Service descriptions play a crucial role in several tasks in Service-oriented Architecture (SOA), e.g., for service discovery, service selection, service composition, etc. However, it has been observed that service providers – the main source of information about web services – typically release poor service descriptions, i.e., mostly technical-oriented descriptions. To tackle this lack of rich service descriptions, several approaches have been proposed to enrich poor service descriptions with additional information from other sources, e.g., community annotations, domain experts, etc. In our research, we introduce a novel approach to gather and generate additional information about web services used in collaborative application domains from multiple sources and integrate them in unified, rich service descriptions. These sources are: Websites of service providers, invocation analysis, and business processes of service consumers.
We have developed a focused crawler that automatically collects public web services from the websites of their providers and registers them in our public service registry, Depot. In addition to web services, textual annotations are extracted from the same crawled web pages and attached to their corresponding web services. This information represents the technical perspective of web services.
With the increasing number and complexity of web services, the importance of instance-level information about web services has increased.

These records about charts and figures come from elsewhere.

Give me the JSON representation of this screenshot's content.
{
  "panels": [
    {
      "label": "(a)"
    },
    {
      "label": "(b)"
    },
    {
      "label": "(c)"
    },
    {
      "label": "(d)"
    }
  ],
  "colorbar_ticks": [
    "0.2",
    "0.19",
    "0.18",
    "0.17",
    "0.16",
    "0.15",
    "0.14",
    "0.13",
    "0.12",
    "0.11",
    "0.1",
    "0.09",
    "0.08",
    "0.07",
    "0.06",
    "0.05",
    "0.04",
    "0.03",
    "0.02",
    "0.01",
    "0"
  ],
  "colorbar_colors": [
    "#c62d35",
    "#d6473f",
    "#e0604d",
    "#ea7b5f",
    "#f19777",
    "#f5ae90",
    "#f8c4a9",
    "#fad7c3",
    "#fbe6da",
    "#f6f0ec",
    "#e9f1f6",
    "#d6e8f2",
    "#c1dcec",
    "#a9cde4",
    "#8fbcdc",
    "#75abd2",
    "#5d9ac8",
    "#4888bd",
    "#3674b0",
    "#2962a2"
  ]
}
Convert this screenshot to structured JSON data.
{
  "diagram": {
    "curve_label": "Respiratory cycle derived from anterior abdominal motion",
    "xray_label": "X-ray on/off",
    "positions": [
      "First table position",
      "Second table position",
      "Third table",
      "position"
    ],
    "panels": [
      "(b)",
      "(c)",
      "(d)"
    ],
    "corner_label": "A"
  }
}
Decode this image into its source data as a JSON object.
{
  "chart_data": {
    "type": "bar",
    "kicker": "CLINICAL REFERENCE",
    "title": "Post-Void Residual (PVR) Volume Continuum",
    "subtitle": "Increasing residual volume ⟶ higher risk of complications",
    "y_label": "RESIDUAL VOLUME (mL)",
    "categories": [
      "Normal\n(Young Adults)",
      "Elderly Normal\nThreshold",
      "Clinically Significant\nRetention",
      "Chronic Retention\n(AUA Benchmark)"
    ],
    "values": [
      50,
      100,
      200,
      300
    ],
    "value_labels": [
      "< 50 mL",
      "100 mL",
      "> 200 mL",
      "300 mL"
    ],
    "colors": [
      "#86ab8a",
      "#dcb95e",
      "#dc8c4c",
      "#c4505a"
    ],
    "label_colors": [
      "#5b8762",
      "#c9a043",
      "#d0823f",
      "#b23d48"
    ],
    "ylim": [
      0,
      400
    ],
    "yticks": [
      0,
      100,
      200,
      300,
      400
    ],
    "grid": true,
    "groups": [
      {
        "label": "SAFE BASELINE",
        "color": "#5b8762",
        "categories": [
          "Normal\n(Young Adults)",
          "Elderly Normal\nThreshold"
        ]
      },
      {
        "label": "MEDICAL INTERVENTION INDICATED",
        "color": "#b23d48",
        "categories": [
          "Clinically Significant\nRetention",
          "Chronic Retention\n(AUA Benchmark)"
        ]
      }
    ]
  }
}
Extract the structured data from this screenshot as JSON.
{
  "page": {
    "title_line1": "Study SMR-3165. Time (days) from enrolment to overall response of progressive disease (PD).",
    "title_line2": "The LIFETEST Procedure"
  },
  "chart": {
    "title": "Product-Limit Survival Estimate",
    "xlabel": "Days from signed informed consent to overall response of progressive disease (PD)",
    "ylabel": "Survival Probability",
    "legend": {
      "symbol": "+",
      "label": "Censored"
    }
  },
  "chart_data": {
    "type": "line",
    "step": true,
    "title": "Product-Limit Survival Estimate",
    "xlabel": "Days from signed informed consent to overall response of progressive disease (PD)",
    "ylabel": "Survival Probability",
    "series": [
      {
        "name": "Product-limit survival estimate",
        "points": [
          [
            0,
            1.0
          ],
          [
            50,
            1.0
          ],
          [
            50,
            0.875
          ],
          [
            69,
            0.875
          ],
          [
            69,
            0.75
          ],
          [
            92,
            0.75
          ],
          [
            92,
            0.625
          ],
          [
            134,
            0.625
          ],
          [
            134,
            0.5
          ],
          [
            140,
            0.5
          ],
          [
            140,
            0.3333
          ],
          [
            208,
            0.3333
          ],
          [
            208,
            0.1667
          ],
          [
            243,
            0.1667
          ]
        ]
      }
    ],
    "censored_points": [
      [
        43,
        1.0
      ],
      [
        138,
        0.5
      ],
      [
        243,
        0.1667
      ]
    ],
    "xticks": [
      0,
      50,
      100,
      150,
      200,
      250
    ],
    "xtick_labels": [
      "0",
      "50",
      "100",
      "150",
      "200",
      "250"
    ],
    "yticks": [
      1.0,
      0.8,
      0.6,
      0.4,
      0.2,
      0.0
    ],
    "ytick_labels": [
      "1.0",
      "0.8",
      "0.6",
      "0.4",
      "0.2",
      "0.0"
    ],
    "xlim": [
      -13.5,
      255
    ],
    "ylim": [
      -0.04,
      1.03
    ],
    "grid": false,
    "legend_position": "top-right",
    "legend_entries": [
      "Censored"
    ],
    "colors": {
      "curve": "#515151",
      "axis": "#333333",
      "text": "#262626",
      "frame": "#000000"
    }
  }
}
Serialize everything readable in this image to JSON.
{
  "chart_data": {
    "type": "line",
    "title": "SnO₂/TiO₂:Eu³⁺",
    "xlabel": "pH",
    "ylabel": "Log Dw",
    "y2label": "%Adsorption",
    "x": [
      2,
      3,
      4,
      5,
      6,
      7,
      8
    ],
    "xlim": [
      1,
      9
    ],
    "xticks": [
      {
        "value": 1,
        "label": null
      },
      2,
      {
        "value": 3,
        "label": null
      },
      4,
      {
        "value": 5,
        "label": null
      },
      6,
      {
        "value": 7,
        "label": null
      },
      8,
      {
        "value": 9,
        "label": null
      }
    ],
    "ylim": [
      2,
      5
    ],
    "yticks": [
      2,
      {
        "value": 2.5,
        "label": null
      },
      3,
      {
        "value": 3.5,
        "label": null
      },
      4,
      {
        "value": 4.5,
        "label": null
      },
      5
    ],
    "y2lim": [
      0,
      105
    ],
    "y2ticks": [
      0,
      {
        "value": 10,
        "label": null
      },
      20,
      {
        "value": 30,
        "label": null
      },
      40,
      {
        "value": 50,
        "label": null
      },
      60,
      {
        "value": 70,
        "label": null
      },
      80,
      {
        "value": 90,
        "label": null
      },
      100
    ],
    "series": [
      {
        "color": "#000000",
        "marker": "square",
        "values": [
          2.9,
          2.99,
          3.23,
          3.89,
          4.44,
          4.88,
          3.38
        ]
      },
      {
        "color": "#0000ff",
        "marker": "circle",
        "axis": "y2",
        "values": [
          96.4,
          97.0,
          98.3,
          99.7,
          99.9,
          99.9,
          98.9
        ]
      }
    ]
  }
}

Such instance-level information, e.g., examples of input values, formats, etc., are usually not incorporated in service descriptions. We have introduced a set of methods to analyze invocations of data web services and extract useful instance-level information about them based on their invocations, e.g., tags, valid values for inputs, etc.
Traditionally, service consumers might provide ratings and feedback about web services they use in their business processes. Although this information is useful, additional valuable information can be generated from business processes, e.g., context and consuming tasks. To extract this knowledge about web services from their consuming business processes, we integrate Depot with the open-source online modeling framework Oryx. The information extracted from business processes of service consumers represents the business perspective of the used web services.
The information we gather and generate from the aforementioned sources is used to enrich poor service descriptions. With these enriched service descriptions, several tasks can be enhanced, e.g., service discovery, selection, recommendation, etc. For instance, service discovery can be enhanced by enabling service exploration through automatic categorization and tagging of web services. Moreover, we are able to provide multi-dimensional service exploration by combining the category, provider, and tags of web services and enable additional refinement through keywords for full-text search.